Title slide

Measuring the quality of Relational-to-RDF mappings


Darya Tarasowa, Christoph Lange, Sören Auer
University of Bonn, Germany

KESW2015, Moscow, Russia
September 30th, 2015

Motivation

  • Translating the data stored in relational databases (RDB) to the linked data format is an essential prerequisite for evolving the current Web of documents into a Web of Data
  • In order to be effectively and efficiently reusable, linked data should meet certain data quality requirements
  • Assessing the quality of a linked dataset created from RDB may be a laborious, repetitive task if the dataset is frequently recreated from its RDB source, e.g. after any update to the RDB.

1. Is it possible to positively influence the quality of a linked dataset created from RDB by improving the quality of the RDB2RDF mapping that produces the linked data?

2. If so, how to measure the quality of the RDB2RDF mapping?

Related work

  • RDB2RDF Mapping Approaches
    • not explicitly focused on collecting requirements
    • requirements can be found in best practice and mapping approach descriptions
    • we collected and formally defined the metrics found
  • RDB2XML
    • mostly produced automatically and do not allow customization ->  only take into account the performance of the mapping algorithms and produced XML data quality
    • efficiency of query processing -> we adapted for RDB2RDF as simplicity metric
    • information preservation is proved to be important -> we provide objective metrics in the Faithfulness of Output dimension
  • Requirements for Ontology Matching
    • precision and recall -> we adapt these metrics to the evaluation of RDB2RDF mappings and include them in the Faithfulness of Output dimension as coverage and accuracy of data presentation metrics
  • Measuring Linked Data Quality
    • The current paper assumes that the quality of a linked dataset is influenced by the mapping that produces it and thus categorizes the metrics from the survey from the perspective of the RDB2RDF mapping. We select metrics that are related to the mapping process and adapt them to the RDB2RDF domain. 

Approach

  • 4 quality dimensions with 14 objective metrics overall
  • assign weights to the metrics 
  • choice of weights depends on the goal of the mapping process. 

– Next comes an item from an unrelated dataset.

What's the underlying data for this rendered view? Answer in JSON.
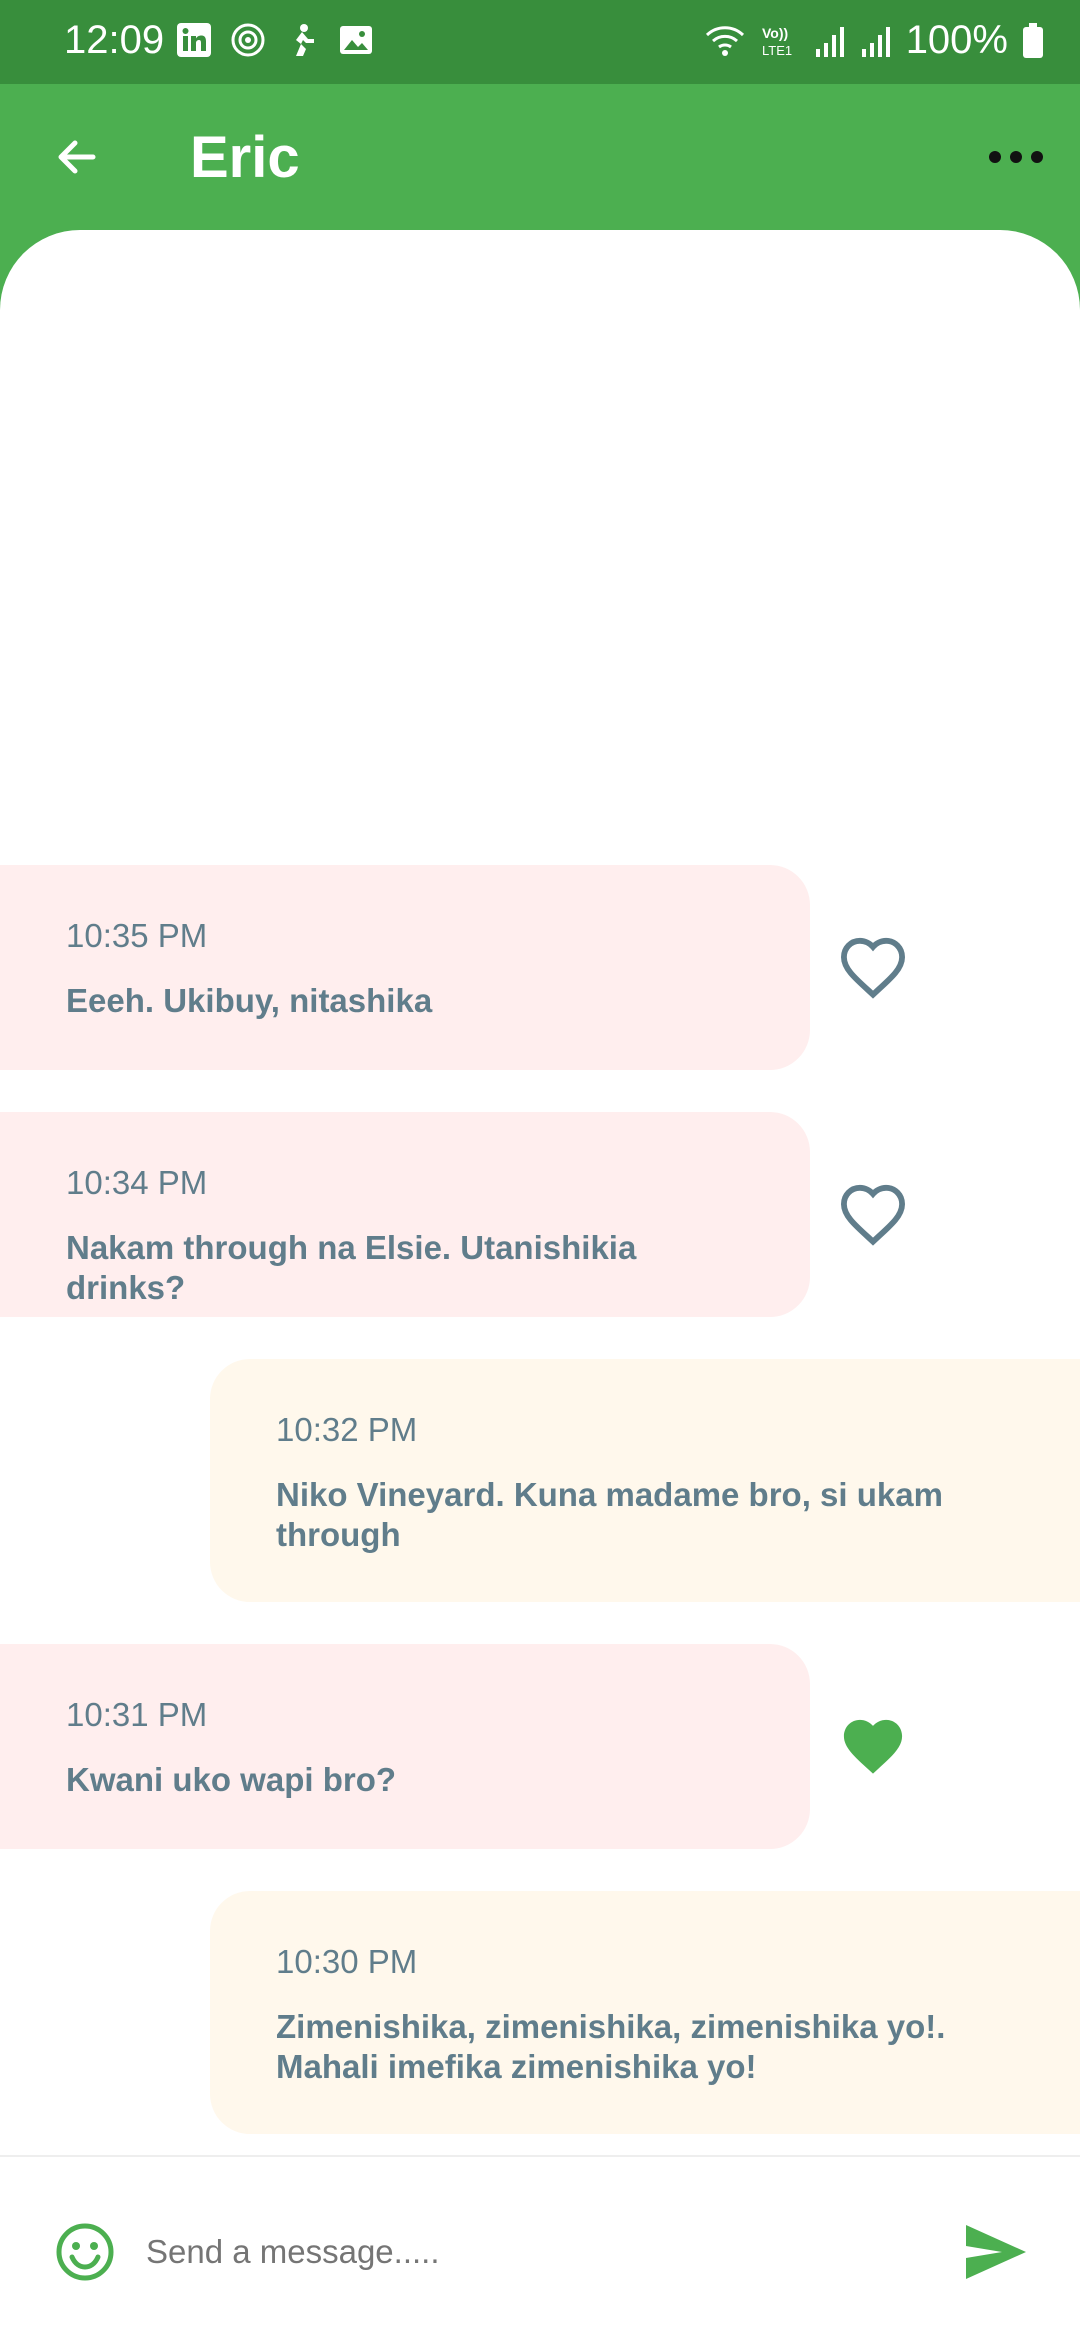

Dimensions and Metrics defined

Automatisation of the task

An approach by Anastasia Dimou 1 , Ruben Verborgh 1 , Sebastian Hellmann 2 , Dimitris Kontokostas 2 , Jens Lehmann 2 , Markus Freudenberg 2 , Erik Mannens 1 and Rik Van de Walle 1 to be published at ISWC2015

1 Ghent University - iMinds - Multimedia Lab, Belgium;  2 University of Leipzig, Institute of Informatik, AKSW, Germany 

Input: mapping in R2RML

Output: list of violations of the mapping, refined mapping in R2RML

Tool used: RDFUnit (an rdf validation framework)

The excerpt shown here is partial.